Aşk heyecanı; sevgi ve güvenle mutlu bir yuvaya dönüşüyor

Aşk heyecanı; sevgi ve güvenle mutlu bir yuvaya dönüşüyor
A+
A-


Ünlü şarkıcı Alişan, oyuncu eşi Buse Varol Tektaş ile Kurban Bayramı için evlerinin kapılarını GÜNAYDIN’a açtı. Evliliklerinde 7 yılı geride bırakan çift, “Aşk şekil değiştiriyor. Heyecan, tutku, çocuklarla birlikte aile olunca sevgiye, güvene, sadakate, mutlu bir yuvaya dönüşüyor” dedi

Ünlü sanatçı Alişan, oyuncu Buse Varol Tektaş ile 2018 yılında hayatını birleştirdi. Çift, mutlu birlikteliklerini Burak ve Eliz adındaki iki çocuklarıyla taçlandırdı. Evliliklerinde 7 yılı geride bırakan ünlü çift, yaşadıkları acı tatlı her olayın ilişkilerini daha çok kuvvetlendirdi.
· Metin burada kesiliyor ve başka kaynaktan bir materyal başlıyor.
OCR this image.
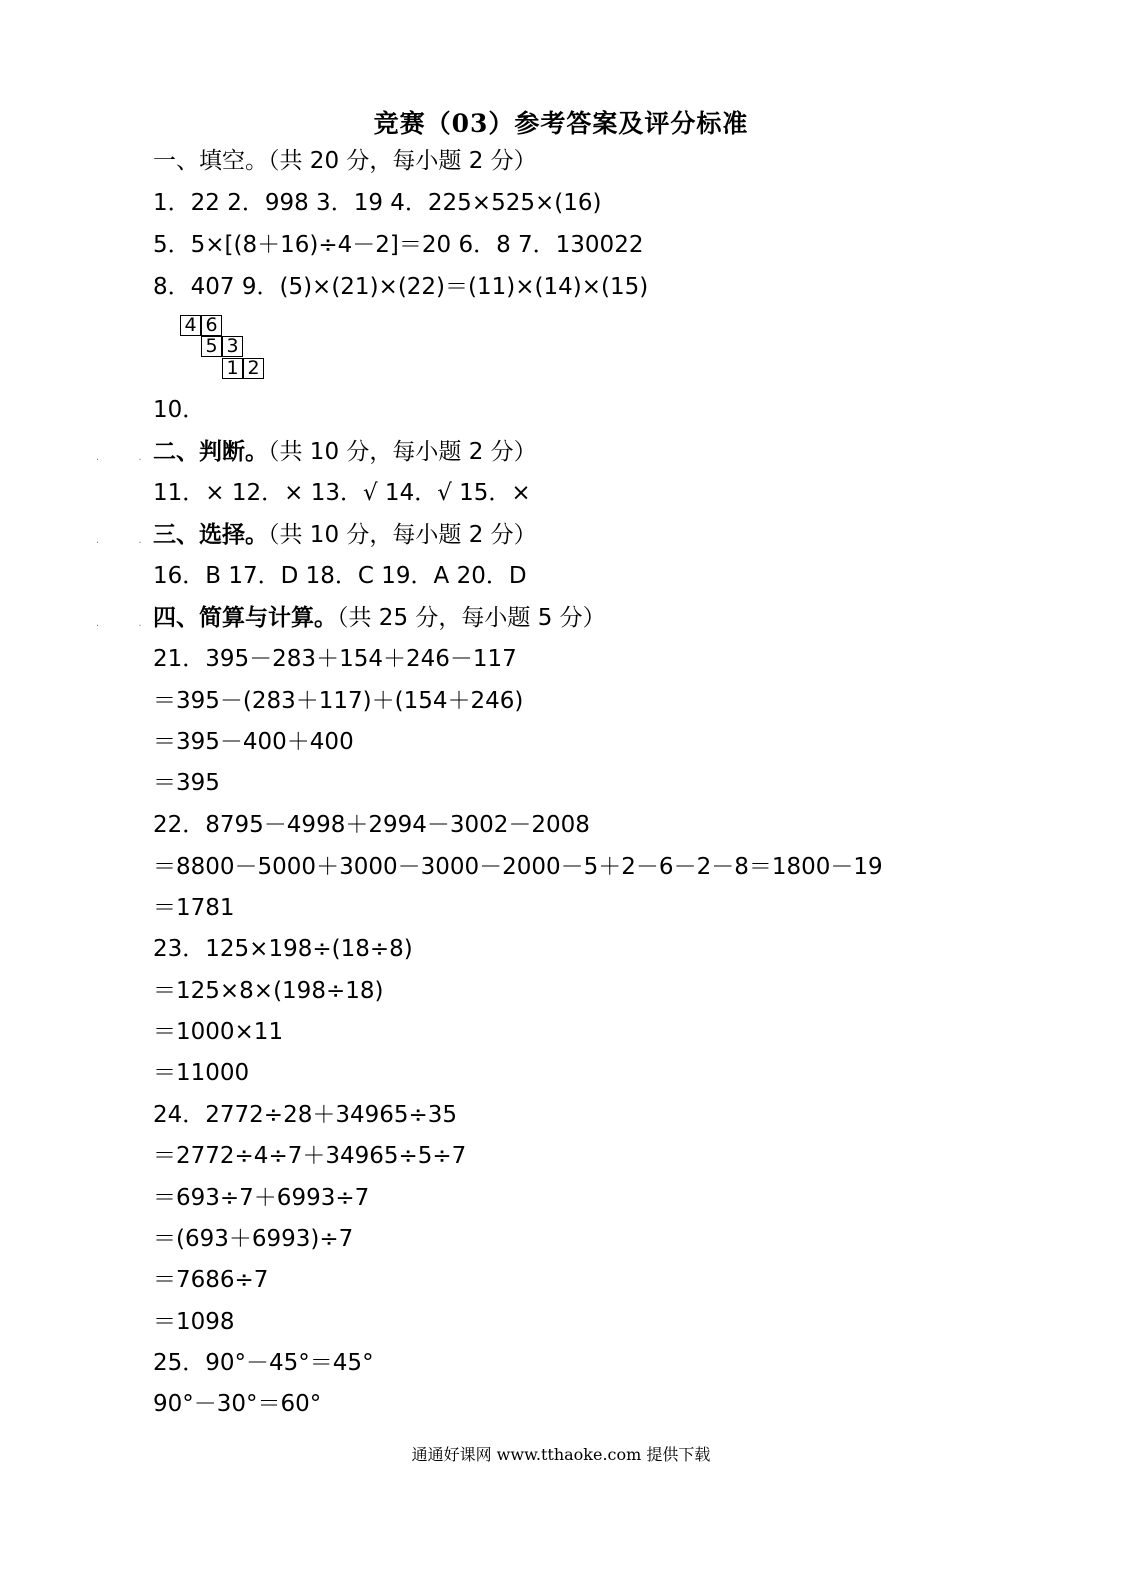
竞赛（03）参考答案及评分标准
一、填空。（共 20 分，每小题 2 分）
1．22 2．998 3．19 4．225×525×(16)
5．5×[(8＋16)÷4－2]＝20 6．8 7．130022
8．407 9．(5)×(21)×(22)＝(11)×(14)×(15)
4 6
5 3
1 2
10．
. .
二、判断。（共 10 分，每小题 2 分）
11．× 12．× 13．√ 14．√ 15．×
. .
三、选择。（共 10 分，每小题 2 分）
16．B 17．D 18．C 19．A 20．D
. .
四、简算与计算。（共 25 分，每小题 5 分）
21．395－283＋154＋246－117
＝395－(283＋117)＋(154＋246)
＝395－400＋400
＝395
22．8795－4998＋2994－3002－2008
＝8800－5000＋3000－3000－2000－5＋2－6－2－8＝1800－19
＝1781
23．125×198÷(18÷8)
＝125×8×(198÷18)
＝1000×11
＝11000
24．2772÷28＋34965÷35
＝2772÷4÷7＋34965÷5÷7
＝693÷7＋6993÷7
＝(693＋6993)÷7
＝7686÷7
＝1098
25．90°－45°＝45°
90°－30°＝60°
通通好课网 www.tthaoke.com 提供下载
Kurban Bayramı‘nda Alişan ve Buse Varol Tektaş çiftiyle bir araya geldik. İkisi de samimi, sıcak ve esprili. Onlarla bir araya geldiğiniz ilk dakikalarda bu kadar sevilmelerinin nedenini anlıyorsunuz. Aileye önem veren, çocuklarına saygı, sevgiyi, gelenek ve göreneklerimizi aşılamaya dikkat eden çift ile haklarında merak edilen her şeyi konuştuk.

Evliliğinizde 7. yılı geride bıraktınız. Nasıl geçti sizin için?

ALİŞAN: Çok fazla şey yaşadık. Mutlu bir düğün yaptık. Bütün dostlarımız, akrabalarımız hepsi düğündeydi. Düğünden bir buçuk iki ay sonra hamilelik haberini aldık, o da çok güzeldi. Sonra ardı ardına birçok olay yaşadık. Sevinçlerimiz de var, hüzünlerimiz de… Bence 7 yıl değil sanki 70 yıl geçmiş gibi ama şükürler olsun her şey çok güzeldi. Yaşadığımız her acı olayda biraz daha büyüdük.

Evlilik aşkı öldürüyor mu, yoksa şekil mi değiştiriyor aşk?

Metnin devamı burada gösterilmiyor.